Image for article: Appellate Division Affirms Waiver of Section 40 Lien Rights by Employer

Appellate Division Affirms Waiver of Section 40 Lien Rights by Employer

March 9, 2026

In the unreported decision of Tomaselli v. Petco, No. A-2252-24 (App. Div. March 3, 2026), the Appellate Division held that an employer waived its remaining Section 40 lien rights even though it did not explicitly state it was doing so.

The case involved a store manager who was struck by a motor vehicle while collecting shopping carts in the store’s parking lot.  The claim was admitted as compensable and Section 40 lien rights were reserved in the employer’s answer.

The employee initiated a third-party claim and recovered $85,000.00 from the tortfeasor, as well as $15,000.00 from his UIM carrier.  Therefore, his total recovery was $100,000.00.

The employer’s claims administrator sent a letter to petitioner regarding their lien and Section 40 rights.  At the time of that letter, the total lien for medical and indemnity payments was $177,084.30.  The letter further stated “We have agreed to accept $33,333.33” representing 1/3 of the total recovery in the third-party and UIM case.

The employee’s attorney then sent respondent’s administrator a check for $33,333.33, along with a letter stating that the check represented the “full and final payment of any outstanding worker’s compensation lien, in connection with the above referenced claim.”  The administrator accepted and cashed the check.

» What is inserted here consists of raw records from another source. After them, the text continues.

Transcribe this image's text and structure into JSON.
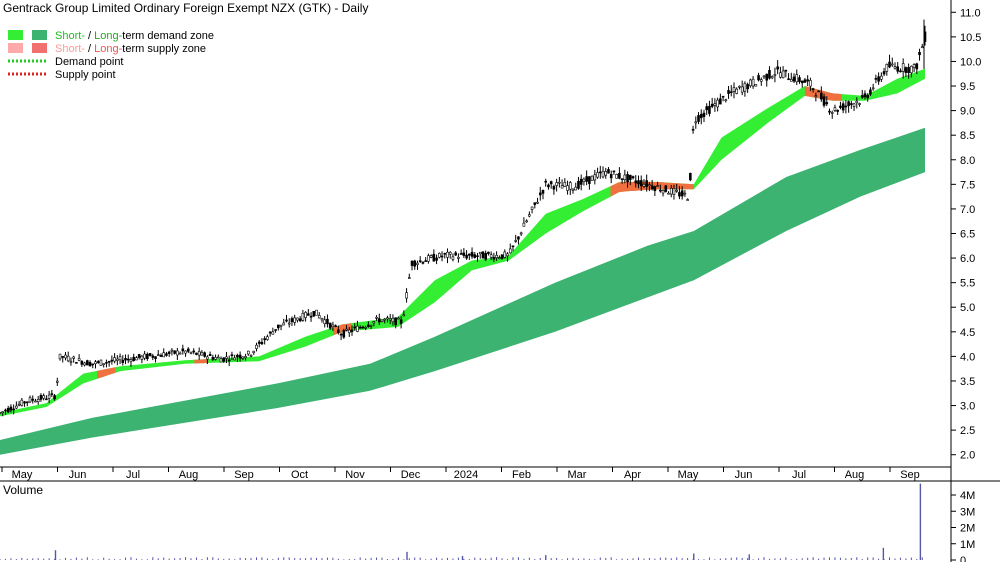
{
  "chart_data": {
    "type": "candlestick",
    "title": "Gentrack Group Limited Ordinary Foreign Exempt NZX (GTK) - Daily",
    "volume_label": "Volume",
    "ylim": [
      1.75,
      11.25
    ],
    "y_ticks": [
      "2.0",
      "2.5",
      "3.0",
      "3.5",
      "4.0",
      "4.5",
      "5.0",
      "5.5",
      "6.0",
      "6.5",
      "7.0",
      "7.5",
      "8.0",
      "8.5",
      "9.0",
      "9.5",
      "10.0",
      "10.5",
      "11.0"
    ],
    "volume_ticks": [
      "4M",
      "3M",
      "2M",
      "1M",
      "0"
    ],
    "volume_ylim": [
      0,
      4800000
    ],
    "x_labels": [
      "May",
      "Jun",
      "Jul",
      "Aug",
      "Sep",
      "Oct",
      "Nov",
      "Dec",
      "2024",
      "Feb",
      "Mar",
      "Apr",
      "May",
      "Jun",
      "Jul",
      "Aug",
      "Sep"
    ],
    "legend": [
      {
        "short": "Short-",
        "sep": " / ",
        "long": "Long-",
        "rest": "term demand zone",
        "short_color": "#33ee33",
        "long_color": "#3cb371",
        "text_color": "#22aa22"
      },
      {
        "short": "Short-",
        "sep": " / ",
        "long": "Long-",
        "rest": "term supply zone",
        "short_color": "#ffaaaa",
        "long_color": "#f07070",
        "text_color": "#ee5555"
      },
      {
        "label": "Demand point",
        "color": "#22cc22"
      },
      {
        "label": "Supply point",
        "color": "#dd2222"
      }
    ],
    "price_path": [
      {
        "t": 0,
        "price": 2.85
      },
      {
        "t": 0.03,
        "price": 3.1
      },
      {
        "t": 0.06,
        "price": 3.2
      },
      {
        "t": 0.065,
        "price": 4.0
      },
      {
        "t": 0.1,
        "price": 3.85
      },
      {
        "t": 0.2,
        "price": 4.1
      },
      {
        "t": 0.24,
        "price": 3.95
      },
      {
        "t": 0.27,
        "price": 4.05
      },
      {
        "t": 0.3,
        "price": 4.6
      },
      {
        "t": 0.34,
        "price": 4.9
      },
      {
        "t": 0.37,
        "price": 4.45
      },
      {
        "t": 0.41,
        "price": 4.75
      },
      {
        "t": 0.435,
        "price": 4.7
      },
      {
        "t": 0.445,
        "price": 5.9
      },
      {
        "t": 0.48,
        "price": 6.05
      },
      {
        "t": 0.55,
        "price": 6.05
      },
      {
        "t": 0.59,
        "price": 7.5
      },
      {
        "t": 0.62,
        "price": 7.45
      },
      {
        "t": 0.655,
        "price": 7.75
      },
      {
        "t": 0.7,
        "price": 7.5
      },
      {
        "t": 0.745,
        "price": 7.25
      },
      {
        "t": 0.75,
        "price": 8.8
      },
      {
        "t": 0.79,
        "price": 9.35
      },
      {
        "t": 0.84,
        "price": 9.8
      },
      {
        "t": 0.875,
        "price": 9.55
      },
      {
        "t": 0.9,
        "price": 9.0
      },
      {
        "t": 0.935,
        "price": 9.25
      },
      {
        "t": 0.96,
        "price": 9.9
      },
      {
        "t": 0.99,
        "price": 9.85
      },
      {
        "t": 1,
        "price": 10.5
      }
    ],
    "short_zone": [
      {
        "t": 0,
        "upper": 2.85,
        "lower": 2.78
      },
      {
        "t": 0.05,
        "upper": 3.05,
        "lower": 2.97
      },
      {
        "t": 0.09,
        "upper": 3.65,
        "lower": 3.45
      },
      {
        "t": 0.13,
        "upper": 3.8,
        "lower": 3.7
      },
      {
        "t": 0.2,
        "upper": 3.92,
        "lower": 3.85
      },
      {
        "t": 0.28,
        "upper": 4.0,
        "lower": 3.9
      },
      {
        "t": 0.33,
        "upper": 4.4,
        "lower": 4.2
      },
      {
        "t": 0.37,
        "upper": 4.65,
        "lower": 4.5
      },
      {
        "t": 0.43,
        "upper": 4.8,
        "lower": 4.6
      },
      {
        "t": 0.47,
        "upper": 5.55,
        "lower": 5.1
      },
      {
        "t": 0.51,
        "upper": 5.95,
        "lower": 5.75
      },
      {
        "t": 0.55,
        "upper": 6.05,
        "lower": 5.95
      },
      {
        "t": 0.59,
        "upper": 6.9,
        "lower": 6.5
      },
      {
        "t": 0.63,
        "upper": 7.2,
        "lower": 6.95
      },
      {
        "t": 0.67,
        "upper": 7.55,
        "lower": 7.35
      },
      {
        "t": 0.71,
        "upper": 7.55,
        "lower": 7.4
      },
      {
        "t": 0.75,
        "upper": 7.5,
        "lower": 7.4
      },
      {
        "t": 0.78,
        "upper": 8.45,
        "lower": 8.0
      },
      {
        "t": 0.83,
        "upper": 9.05,
        "lower": 8.75
      },
      {
        "t": 0.87,
        "upper": 9.5,
        "lower": 9.3
      },
      {
        "t": 0.9,
        "upper": 9.35,
        "lower": 9.2
      },
      {
        "t": 0.935,
        "upper": 9.3,
        "lower": 9.2
      },
      {
        "t": 0.97,
        "upper": 9.65,
        "lower": 9.35
      },
      {
        "t": 1,
        "upper": 9.85,
        "lower": 9.65
      }
    ],
    "long_zone": [
      {
        "t": 0,
        "upper": 2.3,
        "lower": 2.0
      },
      {
        "t": 0.1,
        "upper": 2.75,
        "lower": 2.35
      },
      {
        "t": 0.2,
        "upper": 3.1,
        "lower": 2.65
      },
      {
        "t": 0.3,
        "upper": 3.45,
        "lower": 2.95
      },
      {
        "t": 0.4,
        "upper": 3.85,
        "lower": 3.3
      },
      {
        "t": 0.47,
        "upper": 4.4,
        "lower": 3.7
      },
      {
        "t": 0.6,
        "upper": 5.5,
        "lower": 4.5
      },
      {
        "t": 0.7,
        "upper": 6.25,
        "lower": 5.2
      },
      {
        "t": 0.75,
        "upper": 6.55,
        "lower": 5.55
      },
      {
        "t": 0.85,
        "upper": 7.65,
        "lower": 6.55
      },
      {
        "t": 0.93,
        "upper": 8.2,
        "lower": 7.25
      },
      {
        "t": 1,
        "upper": 8.65,
        "lower": 7.75
      }
    ],
    "volume_spikes": [
      {
        "t": 0.06,
        "value": 600000
      },
      {
        "t": 0.44,
        "value": 500000
      },
      {
        "t": 0.5,
        "value": 250000
      },
      {
        "t": 0.59,
        "value": 300000
      },
      {
        "t": 0.75,
        "value": 400000
      },
      {
        "t": 0.81,
        "value": 350000
      },
      {
        "t": 0.955,
        "value": 750000
      },
      {
        "t": 0.995,
        "value": 4700000
      }
    ]
  }
}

At the Workers’ Compensation trial, respondent sought a ruling that it had remaining Section 40 credits to be applied to any award of permanent disability.  After reaching a finding that petitioner sustained disability in the amount of 55% of partial total, with a credit of 25% of partial total for prior functional loss, the Judge held that the $33,333.33 payment by petitioner represented the full extent of the Section 40 lien, and any further recovery had been waived.  In reaching this finding, the Court noted the established practice of parties often compromising liens for 1/3 of the third-party recovery and that this seemed to be the intent of the parties here.  Notably, the Court pointed out that when the administrator sent its lien letter, it did not reserve any future rights and petitioner’s attorney’s letter clearly set forth their intent that the payment was made in “full and final” satisfaction of the lien.

The Appellate Division affirmed this ruling, finding that under the circumstances of the case, respondent had waived its right to further lien recovery.  Of importance to the Appellate Division was the wording of petitioner’s letter indicating a full and final payment of the lien, followed by the administrator’s conduct in accepting and endorsing the check, rather than objecting to the language.

In practice, third-party claims often settle while the worker’s compensation claim is still pending and employers are asked to accept 1/3 of the settlement.  Although the Tomaselli decision is unreported, it is an important reminder for employers and their administrators to clarify whether or not they are agreeing to accept the 1/3 payment and, if so, whether remaining lien credits are being waived.  If no such waiver is intended, that should be clearly communicated to the petitioner’s attorney in order to avoid any confusion and potential surrender of remaining lien rights.